Single by Power Trip

from the album Nightmare Logic
- Genre: Thrash metal; crossover thrash;
- Length: 3:53
- Label: Southern Lord Records
- Producer: Arthur Rizk

Music video
- "Executioner's Tax (Swing of the Axe)" on YouTube

= Executioner's Tax (Swing of the Axe) =

2017 single by Power Trip

"Executioner's Tax (Swing of the Axe)" is a 2017 song by American thrash metal band Power Trip, released as the second single from their second studio album Nightmare Logic. According to the song's vocalist Riley Gale, its lyrics are inspired by the practice of paying a fee to executioners in medieval Europe for a painless death, which he applied to the political climate at the time. The song was generally praised by critics, particularly for the performance of Gale and guitarists Blake Ibanez and Nick Stewart.

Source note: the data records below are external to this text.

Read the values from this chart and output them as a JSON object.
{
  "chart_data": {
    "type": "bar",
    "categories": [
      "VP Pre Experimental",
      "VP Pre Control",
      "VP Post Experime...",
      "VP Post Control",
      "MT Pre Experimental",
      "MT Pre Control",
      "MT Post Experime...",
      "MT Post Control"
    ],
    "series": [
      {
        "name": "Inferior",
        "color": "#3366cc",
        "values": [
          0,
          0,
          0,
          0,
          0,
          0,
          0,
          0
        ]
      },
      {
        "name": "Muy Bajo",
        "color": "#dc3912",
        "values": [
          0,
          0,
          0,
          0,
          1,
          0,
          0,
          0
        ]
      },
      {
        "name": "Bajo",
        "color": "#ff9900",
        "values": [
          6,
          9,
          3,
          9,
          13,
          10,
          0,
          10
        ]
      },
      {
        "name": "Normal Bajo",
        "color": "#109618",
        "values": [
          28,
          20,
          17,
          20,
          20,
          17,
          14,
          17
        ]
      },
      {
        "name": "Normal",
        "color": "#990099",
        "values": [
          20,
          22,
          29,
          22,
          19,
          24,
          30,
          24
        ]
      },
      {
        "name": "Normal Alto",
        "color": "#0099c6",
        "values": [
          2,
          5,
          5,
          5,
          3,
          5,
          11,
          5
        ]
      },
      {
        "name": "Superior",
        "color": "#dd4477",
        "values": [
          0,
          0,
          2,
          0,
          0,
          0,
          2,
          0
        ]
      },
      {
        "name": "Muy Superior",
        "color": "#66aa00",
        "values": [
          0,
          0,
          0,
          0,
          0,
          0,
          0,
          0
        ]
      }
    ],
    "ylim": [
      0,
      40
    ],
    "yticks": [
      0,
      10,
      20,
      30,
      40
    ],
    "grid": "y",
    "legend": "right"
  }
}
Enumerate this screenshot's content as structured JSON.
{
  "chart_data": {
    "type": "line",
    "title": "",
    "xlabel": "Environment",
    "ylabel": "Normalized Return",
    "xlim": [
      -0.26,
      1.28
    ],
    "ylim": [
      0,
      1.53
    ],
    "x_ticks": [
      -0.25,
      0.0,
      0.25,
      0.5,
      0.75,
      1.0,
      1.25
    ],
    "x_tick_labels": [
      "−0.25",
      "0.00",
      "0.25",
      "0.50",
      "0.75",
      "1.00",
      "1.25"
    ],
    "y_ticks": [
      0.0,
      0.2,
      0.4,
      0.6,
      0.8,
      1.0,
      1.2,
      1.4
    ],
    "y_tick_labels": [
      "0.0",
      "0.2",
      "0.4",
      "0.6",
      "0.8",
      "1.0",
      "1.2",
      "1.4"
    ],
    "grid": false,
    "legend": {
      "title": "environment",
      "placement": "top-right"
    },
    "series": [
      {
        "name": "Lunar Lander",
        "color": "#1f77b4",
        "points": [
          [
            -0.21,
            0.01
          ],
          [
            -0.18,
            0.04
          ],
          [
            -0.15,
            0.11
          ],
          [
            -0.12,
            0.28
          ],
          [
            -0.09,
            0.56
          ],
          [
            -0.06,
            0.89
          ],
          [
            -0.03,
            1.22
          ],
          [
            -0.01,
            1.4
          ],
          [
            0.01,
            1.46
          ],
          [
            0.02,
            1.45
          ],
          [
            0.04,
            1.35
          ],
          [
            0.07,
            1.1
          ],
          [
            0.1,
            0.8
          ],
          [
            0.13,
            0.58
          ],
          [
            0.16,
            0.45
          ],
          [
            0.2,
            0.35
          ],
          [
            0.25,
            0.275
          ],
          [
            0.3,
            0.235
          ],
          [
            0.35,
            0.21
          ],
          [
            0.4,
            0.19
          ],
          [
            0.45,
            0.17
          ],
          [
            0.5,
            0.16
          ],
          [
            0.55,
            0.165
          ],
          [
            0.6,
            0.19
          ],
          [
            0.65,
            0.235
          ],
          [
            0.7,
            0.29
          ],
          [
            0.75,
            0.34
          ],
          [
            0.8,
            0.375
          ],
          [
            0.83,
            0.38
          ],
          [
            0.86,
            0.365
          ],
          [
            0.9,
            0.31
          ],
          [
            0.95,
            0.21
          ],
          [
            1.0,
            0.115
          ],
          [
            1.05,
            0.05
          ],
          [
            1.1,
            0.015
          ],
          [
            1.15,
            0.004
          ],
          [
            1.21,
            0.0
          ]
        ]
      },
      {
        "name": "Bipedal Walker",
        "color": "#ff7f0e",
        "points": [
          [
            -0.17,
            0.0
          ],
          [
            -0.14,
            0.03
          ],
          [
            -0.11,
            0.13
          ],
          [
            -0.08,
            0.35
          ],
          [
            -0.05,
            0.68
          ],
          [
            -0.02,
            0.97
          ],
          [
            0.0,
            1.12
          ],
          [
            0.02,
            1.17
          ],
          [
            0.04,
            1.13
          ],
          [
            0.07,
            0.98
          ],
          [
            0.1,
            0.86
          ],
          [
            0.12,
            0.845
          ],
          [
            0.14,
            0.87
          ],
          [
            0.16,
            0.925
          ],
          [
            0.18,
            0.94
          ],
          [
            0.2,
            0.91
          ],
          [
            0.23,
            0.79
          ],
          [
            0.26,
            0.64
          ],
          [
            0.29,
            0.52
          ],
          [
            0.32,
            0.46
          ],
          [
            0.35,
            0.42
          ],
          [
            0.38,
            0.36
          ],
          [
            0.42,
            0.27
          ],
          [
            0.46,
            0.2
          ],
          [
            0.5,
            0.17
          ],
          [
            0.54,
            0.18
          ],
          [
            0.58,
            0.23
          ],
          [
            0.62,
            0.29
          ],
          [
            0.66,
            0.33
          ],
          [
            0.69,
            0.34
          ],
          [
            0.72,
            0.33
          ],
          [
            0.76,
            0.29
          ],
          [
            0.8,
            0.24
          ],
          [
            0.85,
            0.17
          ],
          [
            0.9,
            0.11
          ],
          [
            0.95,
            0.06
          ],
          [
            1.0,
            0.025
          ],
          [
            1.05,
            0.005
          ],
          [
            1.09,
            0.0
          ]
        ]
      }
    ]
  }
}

A live version of the song was nominated for a Grammy Award for Best Metal Performance in 2021.

== Background ==
"Executioner's Tax (Swing of the Axe)" was released as the second single of the album Nightmare Logic, ahead of the album's release on 24 February 2017. Like the rest of the album, the single was produced by Arthur Rizk and released by Southern Lord Records. In an interview with the Austin Chronicle, Power Trip vocalist Riley Gale stated that the lyrics were inspired by supposed payments to executioners in medieval Europe to ensure a quick, painless beheading. He likened these payments to modern self-destructive habits, such as the consumption of prescription drugs and junk food.

== Reception ==
"Executioner's Tax (Swing of the Axe)" was generally praised by critics. Zoe Camp of Pitchfork called it the "best song" on Nightmare Logic, referencing Gale's satirical lyrics and guitarist Blake Ibanez's heavy tremolo riffs. In a positive review of Nightmare Logic, PopMatters noted Ibanez and Nick Stewart's "smoldering, napalm-soaked six-string maneuvers" and Gale's "fittingly frightening vocal performance" on the track. Branan Rajanathan of Exclaim! also praised the song's vocals and guitarwork. The song was named the best metal song of the year at the 2017 Loudwire Music Awards. A live version of the song was nominated for a Grammy Award for Best Metal Performance in 2021.

In 2017, television host Greg Gutfeld played the song twice on an episode of The Five, leading the band to issue a "cease and desist" through Twitter. Gale and Gutfeld later had a dialogue following the incident, leading to the two developing a friendship. Members of Power Trip and Obituary recorded a cover of the song as a tribute to Gale following his death in 2020. Additionally, the band Outburst released a cover of the song in 2022, donating all streaming proceeds to the Riley Gale Foundation.

In 2020, Loudwire dubbed it one of the 66 best metal songs of the 21st century. Metal Hammer also ranked it among the 10 best thrash metal songs released from 2000 to 2020. Revolver Magazine called it "one of the true all-timers not just within Power Trip’s catalog, but for metal as a whole."